Convention of the states proposal remains stalled

Senators narrowly rejected a procedural attempt April 23 to pull a measure from committee that would authorize Nebraska’s participation in a convention of the states.

Sen. Steve Halloran
Sen. Steve Halloran

Sen. Steve Halloran of Hastings offered a motion to advance his LR14 from the Government, Military and Veterans Affairs Committee to the floor for general file debate. The committee is deadlocked, Halloran said, with insufficient votes to either advance or indefinitely postpone the resolution.

LR14 would be Nebraska’s application for a convention of the states authorized under the U.S. Constitution. If 34 states commit to a convention, states could propose amendments to the U.S. Constitution that would limit the size and authority of the federal government, consider fiscal restraints and consider term limits for members of Congress.

Halloran said 15 states have passed similar resolutions.

“I am not putting process aside. I am following the rules as prescribed,” Halloran said. “Some object to pull motions because it usurps the committee process. I am a committee chair myself, and the chair of the Government, Military and Veterans Affairs Committee, he himself supports this pull motion.”

Sen. Tom Brewer of Gordon, chairperson of the committee, spoke in favor of the motion. He said he respects the committee process but it sometimes is necessary to advance a deadlocked bill or resolution.

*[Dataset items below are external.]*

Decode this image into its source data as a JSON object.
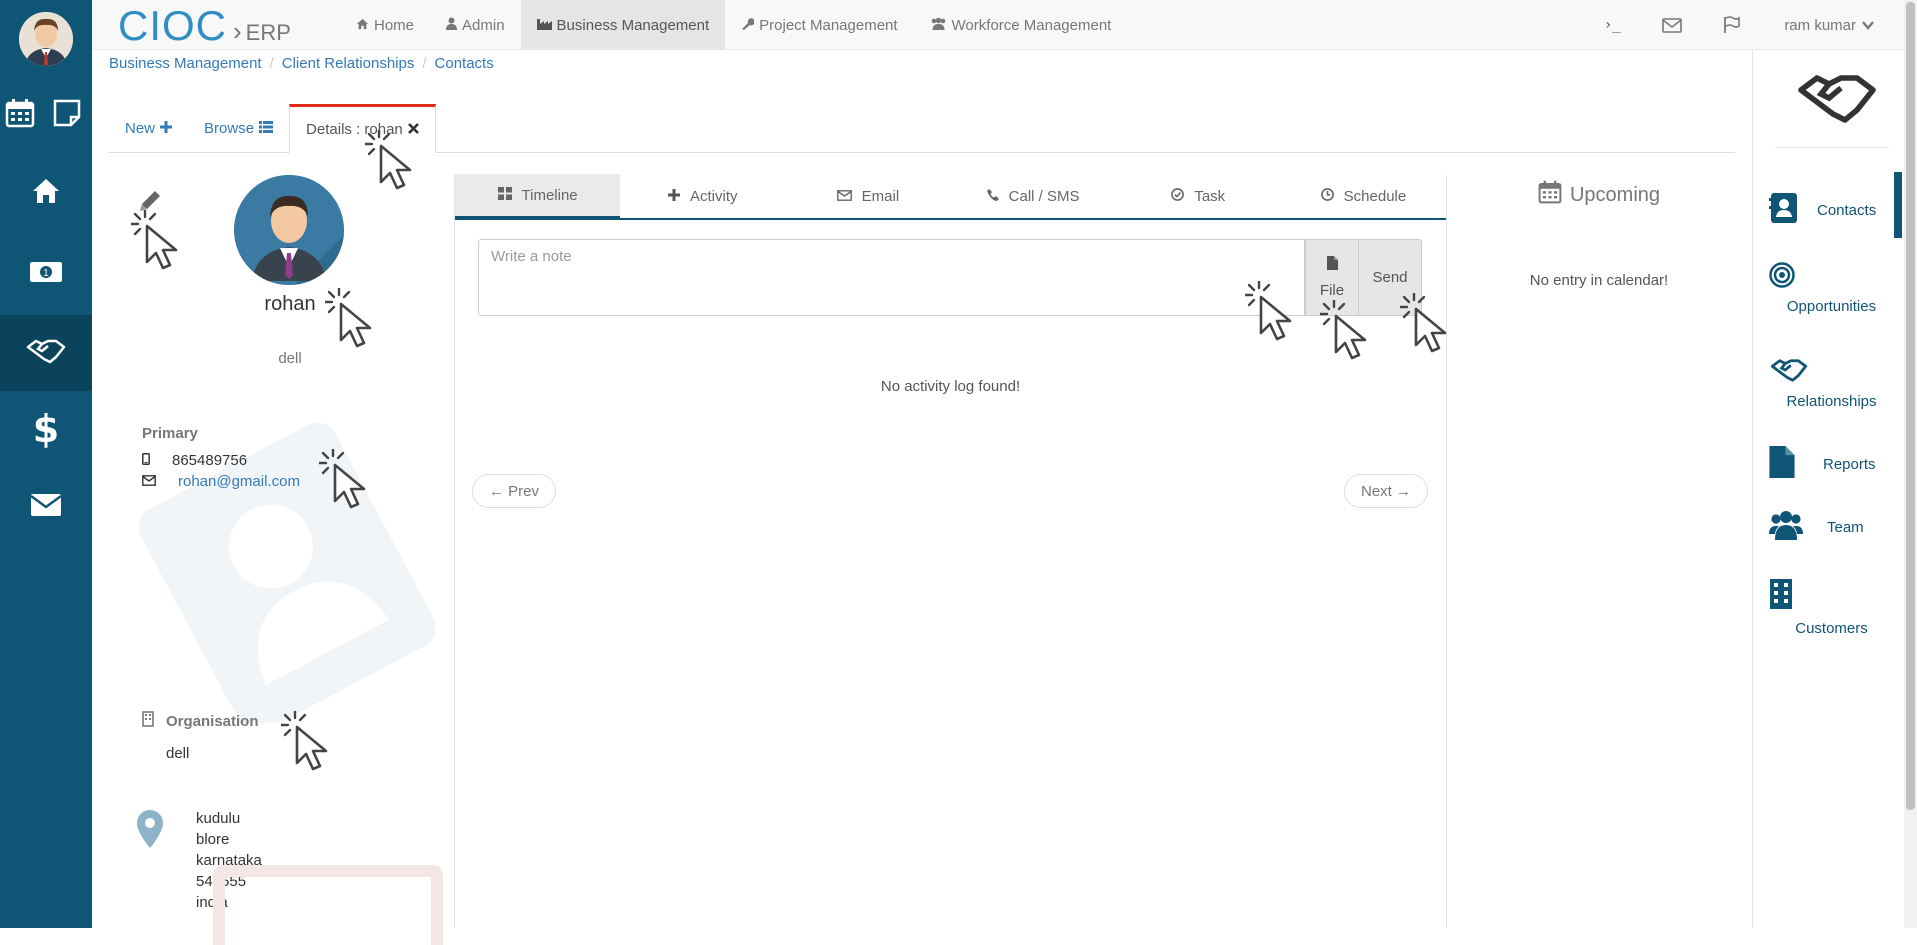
{
  "brand": {
    "logo": "CIOC",
    "separator": "›",
    "product": "ERP"
  },
  "top_menu": [
    {
      "label": "Home",
      "icon": "home-icon"
    },
    {
      "label": "Admin",
      "icon": "user-icon"
    },
    {
      "label": "Business Management",
      "icon": "industry-icon",
      "active": true
    },
    {
      "label": "Project Management",
      "icon": "wrench-icon"
    },
    {
      "label": "Workforce Management",
      "icon": "users-icon"
    }
  ],
  "top_right": {
    "terminal": "›_",
    "user_name": "ram kumar"
  },
  "breadcrumb": [
    "Business Management",
    "Client Relationships",
    "Contacts"
  ],
  "tabs": {
    "new": "New",
    "browse": "Browse",
    "details": "Details : rohan"
  },
  "contact": {
    "name": "rohan",
    "company": "dell",
    "primary_label": "Primary",
    "phone": "865489756",
    "email": "rohan@gmail.com",
    "organisation_label": "Organisation",
    "organisation": "dell",
    "address": [
      "kudulu",
      "blore",
      "karnataka",
      "543555",
      "india"
    ]
  },
  "activity_tabs": [
    "Timeline",
    "Activity",
    "Email",
    "Call / SMS",
    "Task",
    "Schedule"
  ],
  "note": {
    "placeholder": "Write a note",
    "file": "File",
    "send": "Send"
  },
  "activity_empty": "No activity log found!",
  "pager": {
    "prev": "← Prev",
    "next": "Next →"
  },
  "upcoming": {
    "title": "Upcoming",
    "empty": "No entry in calendar!"
  },
  "right_nav": [
    "Contacts",
    "Opportunities",
    "Relationships",
    "Reports",
    "Team",
    "Customers"
  ],
  "colors": {
    "primary": "#0f5575",
    "link": "#337ab7",
    "active_tab_accent": "#e0291a"
  }
}
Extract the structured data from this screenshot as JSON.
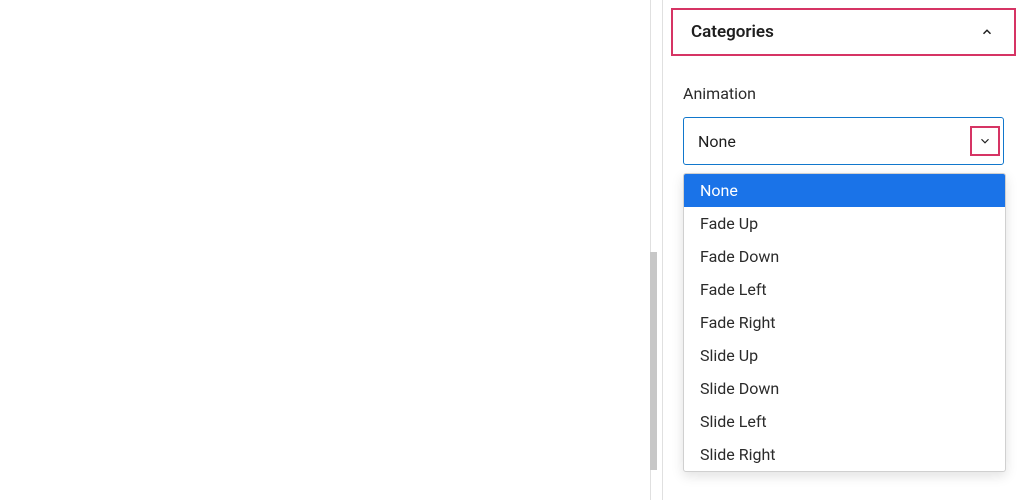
{
  "sidebar": {
    "section_title": "Categories",
    "animation": {
      "label": "Animation",
      "selected": "None",
      "options": [
        "None",
        "Fade Up",
        "Fade Down",
        "Fade Left",
        "Fade Right",
        "Slide Up",
        "Slide Down",
        "Slide Left",
        "Slide Right"
      ]
    }
  }
}
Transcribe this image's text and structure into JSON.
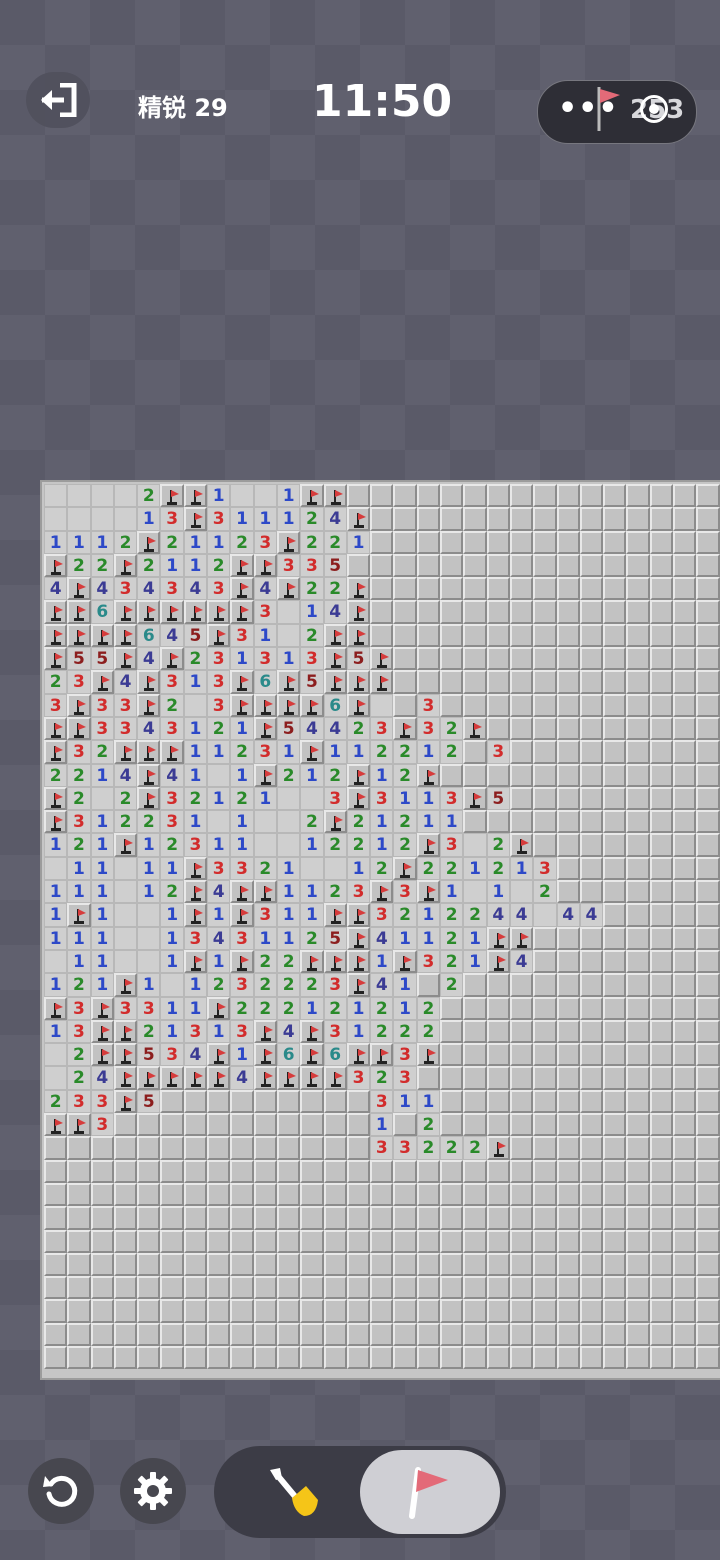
{
  "header": {
    "level_label": "精锐 29",
    "timer": "11:50",
    "menu_dots": "•••",
    "flags_remaining": "253"
  },
  "colors": {
    "n1": "#2d49c8",
    "n2": "#2a8a2a",
    "n3": "#d22c2c",
    "n4": "#3b3b94",
    "n5": "#8c1e1e",
    "n6": "#2a8a8a",
    "flag": "#d63c3c",
    "selected_mode": "#cfcfd4"
  },
  "board": {
    "columns": 30,
    "rows": 38,
    "legend": "F = flag, digit = revealed number, . = revealed empty, # = hidden",
    "cells": [
      "....2FF1..1FF#################",
      "....13F311124F################",
      "1112F21123F221################",
      "F22F2112FF335#################",
      "4F434343F4F22F################",
      "FF6FFFFFF3.14F################",
      "FFFF645F31.2FF################",
      "F55F4F231313F5F###############",
      "23F4F313F6F5FFF###############",
      "3F33F2.3FFFF6F.#3#############",
      "FF3343121F54423F32F###########",
      "F32FFF11231F112212#3##########",
      "2214F41.1F212F12F#############",
      "F2.2F32121..3F3113F5##########",
      "F312231.1..2F21211############",
      "121F12311..12212F3.2F#########",
      ".11.11F3321..12F221213########",
      "111.12F4FF1123F3F1.1.2########",
      "1F1..1F1F311FF3212244.44######",
      "111..13431125F41121FF#########",
      ".11..1F1F22FFF1F321F4#########",
      "121F1.1232223F41#2############",
      "F3F3311F222121212#############",
      "13FF21313F4F31222#############",
      ".2FF534F1F6F6FF3F#############",
      ".24FFFFF4FFFF323##############",
      "233F5#########311#############",
      "FF3###########1#2#############",
      "##############33222F##########",
      "##############################",
      "##############################",
      "##############################",
      "##############################",
      "##############################",
      "##############################",
      "##############################",
      "##############################",
      "##############################"
    ]
  },
  "controls": {
    "restart_icon": "restart-icon",
    "settings_icon": "gear-icon",
    "dig_icon": "shovel-icon",
    "flag_icon": "flag-icon",
    "selected_mode": "flag"
  }
}
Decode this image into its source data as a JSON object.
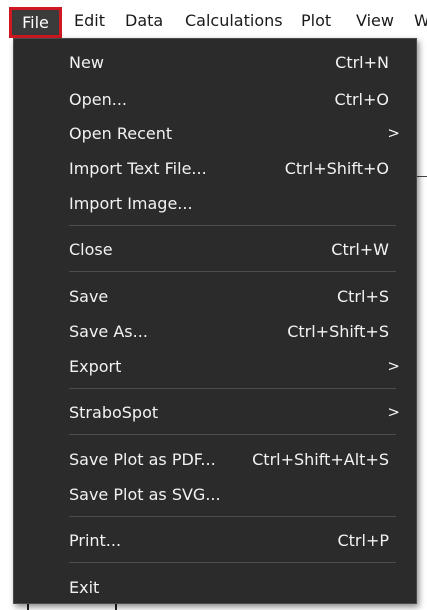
{
  "menubar": {
    "items": [
      "File",
      "Edit",
      "Data",
      "Calculations",
      "Plot",
      "View",
      "W"
    ]
  },
  "file_menu": {
    "items": [
      {
        "label": "New",
        "shortcut": "Ctrl+N"
      },
      {
        "label": "Open...",
        "shortcut": "Ctrl+O"
      },
      {
        "label": "Open Recent",
        "submenu_arrow": ">"
      },
      {
        "label": "Import Text File...",
        "shortcut": "Ctrl+Shift+O"
      },
      {
        "label": "Import Image..."
      },
      {
        "label": "Close",
        "shortcut": "Ctrl+W"
      },
      {
        "label": "Save",
        "shortcut": "Ctrl+S"
      },
      {
        "label": "Save As...",
        "shortcut": "Ctrl+Shift+S"
      },
      {
        "label": "Export",
        "submenu_arrow": ">"
      },
      {
        "label": "StraboSpot",
        "submenu_arrow": ">"
      },
      {
        "label": "Save Plot as PDF...",
        "shortcut": "Ctrl+Shift+Alt+S"
      },
      {
        "label": "Save Plot as SVG..."
      },
      {
        "label": "Print...",
        "shortcut": "Ctrl+P"
      },
      {
        "label": "Exit"
      }
    ]
  },
  "colors": {
    "menu_background": "#2b2b2b",
    "menu_text": "#f2f2f2",
    "separator": "#4d4d4d",
    "active_tab_background": "#3b3b3b",
    "highlight_border": "#d01822"
  }
}
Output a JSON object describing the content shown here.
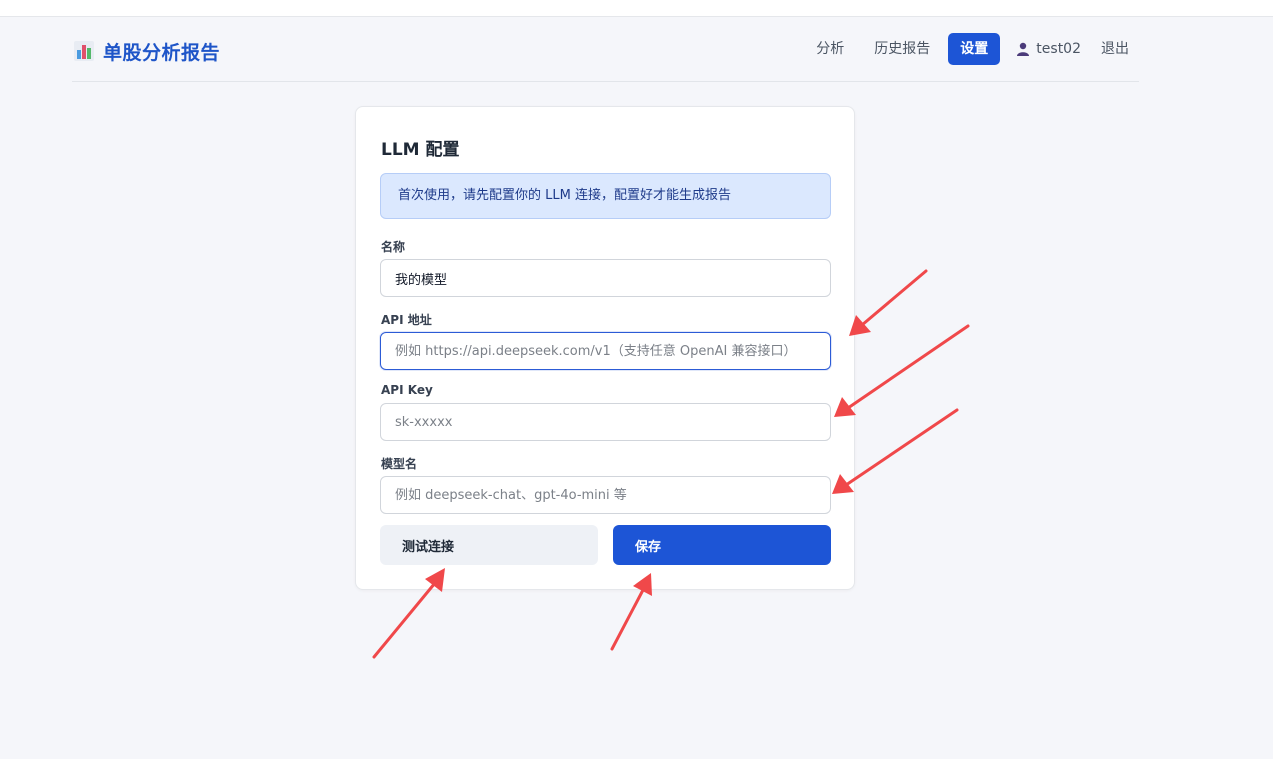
{
  "app": {
    "title": "单股分析报告",
    "brand_icon": "bar-chart-icon"
  },
  "nav": {
    "items": [
      "分析",
      "历史报告"
    ],
    "active": "设置",
    "username": "test02",
    "logout": "退出"
  },
  "form": {
    "title": "LLM 配置",
    "notice": "首次使用，请先配置你的 LLM 连接，配置好才能生成报告",
    "fields": [
      {
        "label": "名称",
        "value": "我的模型",
        "placeholder": ""
      },
      {
        "label": "API 地址",
        "value": "",
        "placeholder": "例如 https://api.deepseek.com/v1（支持任意 OpenAI 兼容接口）"
      },
      {
        "label": "API Key",
        "value": "",
        "placeholder": "sk-xxxxx"
      },
      {
        "label": "模型名",
        "value": "",
        "placeholder": "例如 deepseek-chat、gpt-4o-mini 等"
      }
    ],
    "test_button": "测试连接",
    "save_button": "保存"
  },
  "colors": {
    "primary": "#1d55d6",
    "brand_text": "#1e55c8",
    "notice_bg": "#dbe8fe",
    "annotation_arrow": "#f0484a"
  }
}
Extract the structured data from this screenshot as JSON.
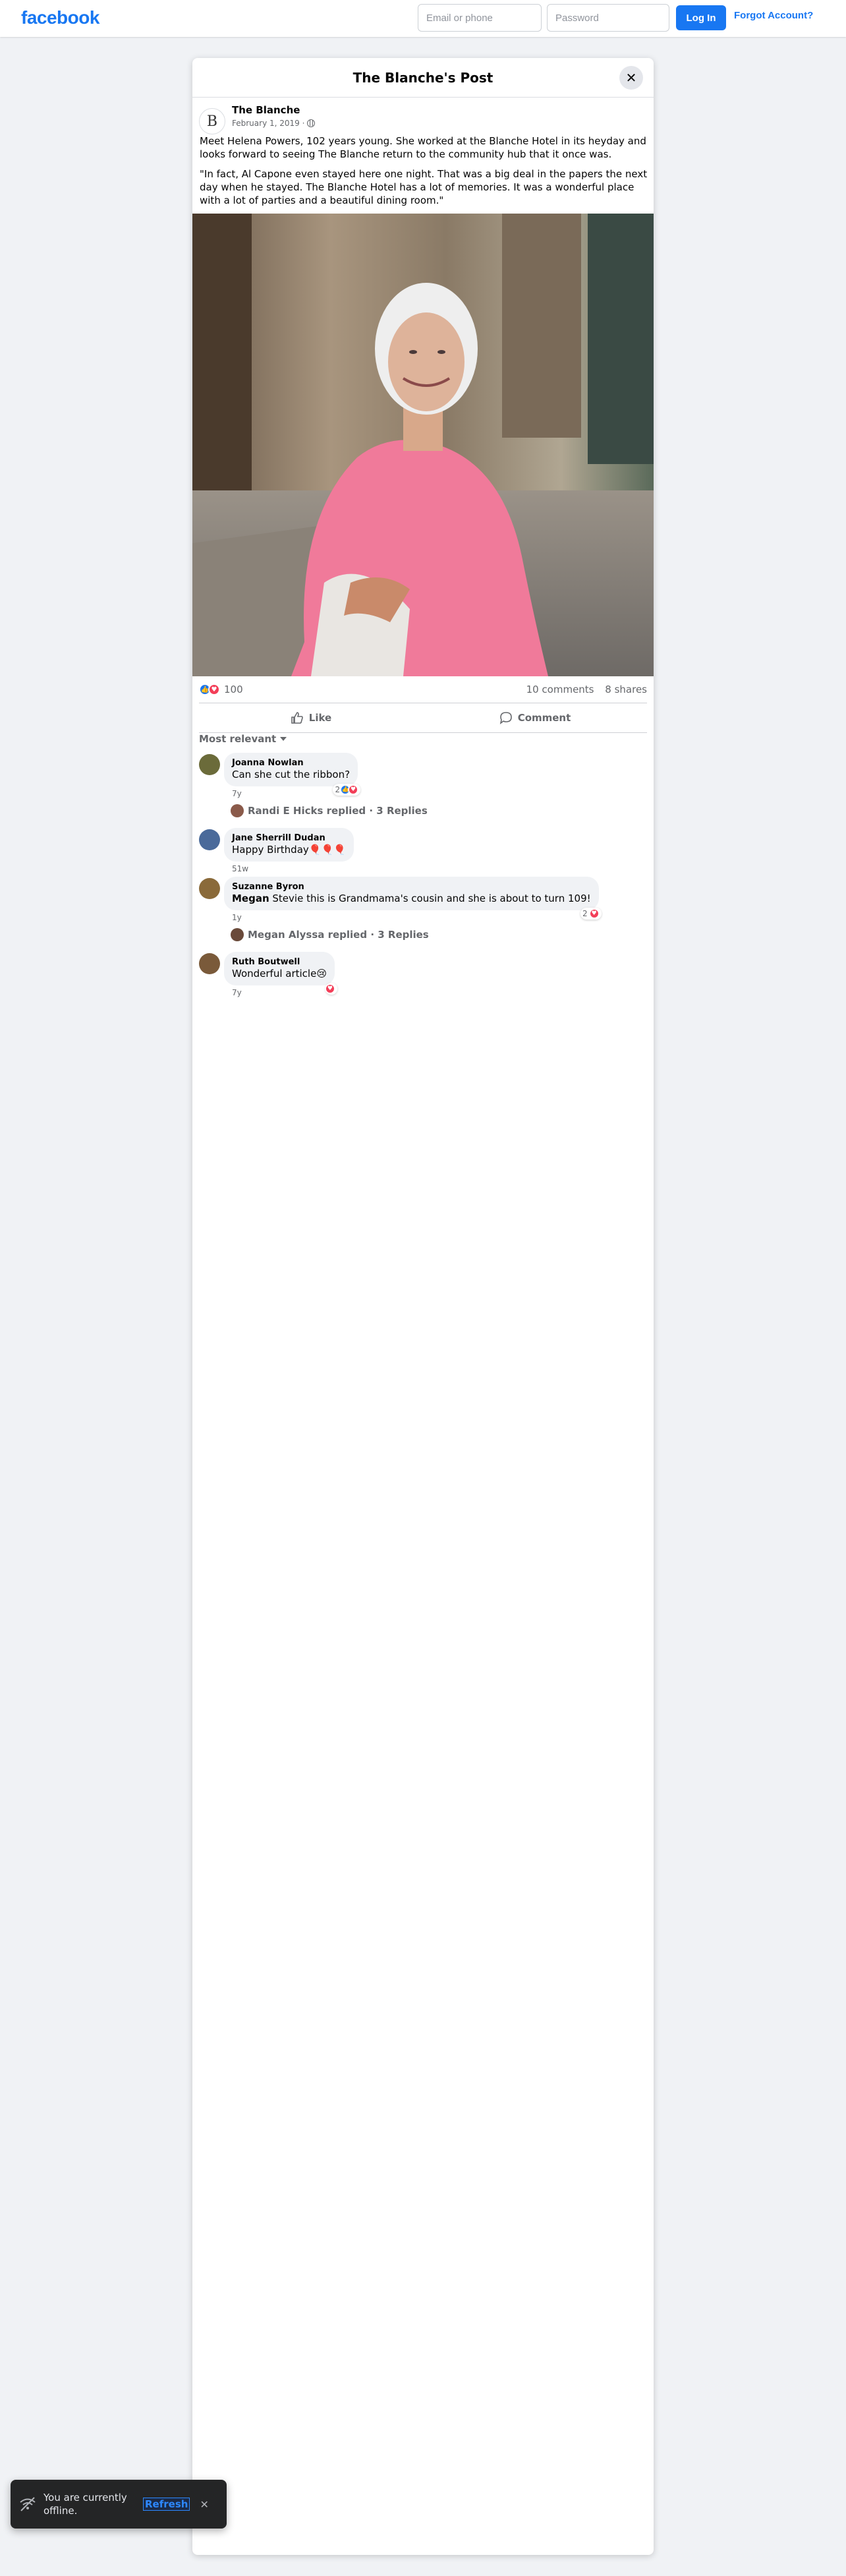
{
  "topbar": {
    "logo": "facebook",
    "email_placeholder": "Email or phone",
    "password_placeholder": "Password",
    "login_label": "Log In",
    "forgot_label": "Forgot Account?"
  },
  "modal": {
    "title": "The Blanche's Post",
    "close_icon": "close-icon"
  },
  "post": {
    "page_initial": "B",
    "page_name": "The Blanche",
    "date": "February 1, 2019 ·",
    "privacy_icon": "globe-icon",
    "paragraphs": [
      "Meet Helena Powers, 102 years young. She worked at the Blanche Hotel in its heyday and looks forward to seeing The Blanche return to the community hub that it once was.",
      "\"In fact, Al Capone even stayed here one night. That was a big deal in the papers the next day when he stayed. The Blanche Hotel has a lot of memories. It was a wonderful place with a lot of parties and a beautiful dining room.\""
    ],
    "reactions_count": "100",
    "comments_count": "10 comments",
    "shares_count": "8 shares",
    "like_label": "Like",
    "comment_label": "Comment",
    "sort_label": "Most relevant"
  },
  "comments": [
    {
      "name": "Joanna Nowlan",
      "text": "Can she cut the ribbon?",
      "time": "7y",
      "reaction_count": "2",
      "avatar_color": "#6b6b3a"
    },
    {
      "name": "Jane Sherrill Dudan",
      "text": "Happy Birthday🎈🎈🎈",
      "time": "51w",
      "avatar_color": "#4a6a9a"
    },
    {
      "name": "Suzanne Byron",
      "mention": "Megan",
      "text": " Stevie this is Grandmama's cousin and she is about to turn 109!",
      "time": "1y",
      "reaction_count": "2",
      "avatar_color": "#8a6a3a"
    },
    {
      "name": "Ruth Boutwell",
      "text": "Wonderful article😢",
      "time": "7y",
      "avatar_color": "#7a5a3a"
    }
  ],
  "replies": [
    {
      "text": "Randi E Hicks replied · 3 Replies",
      "avatar_color": "#8a5a4a"
    },
    {
      "text": "Megan Alyssa replied · 3 Replies",
      "avatar_color": "#6a4a3a"
    }
  ],
  "toast": {
    "message": "You are currently offline.",
    "refresh_label": "Refresh"
  }
}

LR14 is an example, he said, because the current level of federal spending has the country in a “death spiral.”

“We will spend until the system collapses,” Brewer said.

Sen. Steve Erdman of Bayard also supported the motion and the resolution. The federal government needs to be reined in, he said, to prevent continued growth of the federal debt.

“Not only will my grandkids pay off this national debt, their grandkids may as well,” Erdman said.

Lincoln Sen. Adam Morfeld opposed the motion and called LR14 “dangerous.”

“The only precedent we have for a constitutional convention is one that completely dismantled the current constitution at the time — the Articles of Confederation.” he said. “Does anybody honestly think that there’s not a danger that they could amend other constitutional amendments that we all hold dear?”

Sen. Patty Pansing Brooks of Lincoln also opposed the motion. She said a convention of the states would lead to “tyranny and chaos.”

“The convention gets to write its own rules,” Pansing Brooks said. “They get to set their own agenda, influenced by powerful interest groups. They could choose a new ratification process for any kind of amendment to the Constitution.”

The motion, which required 25 votes for adoption, failed on a 23-14 vote.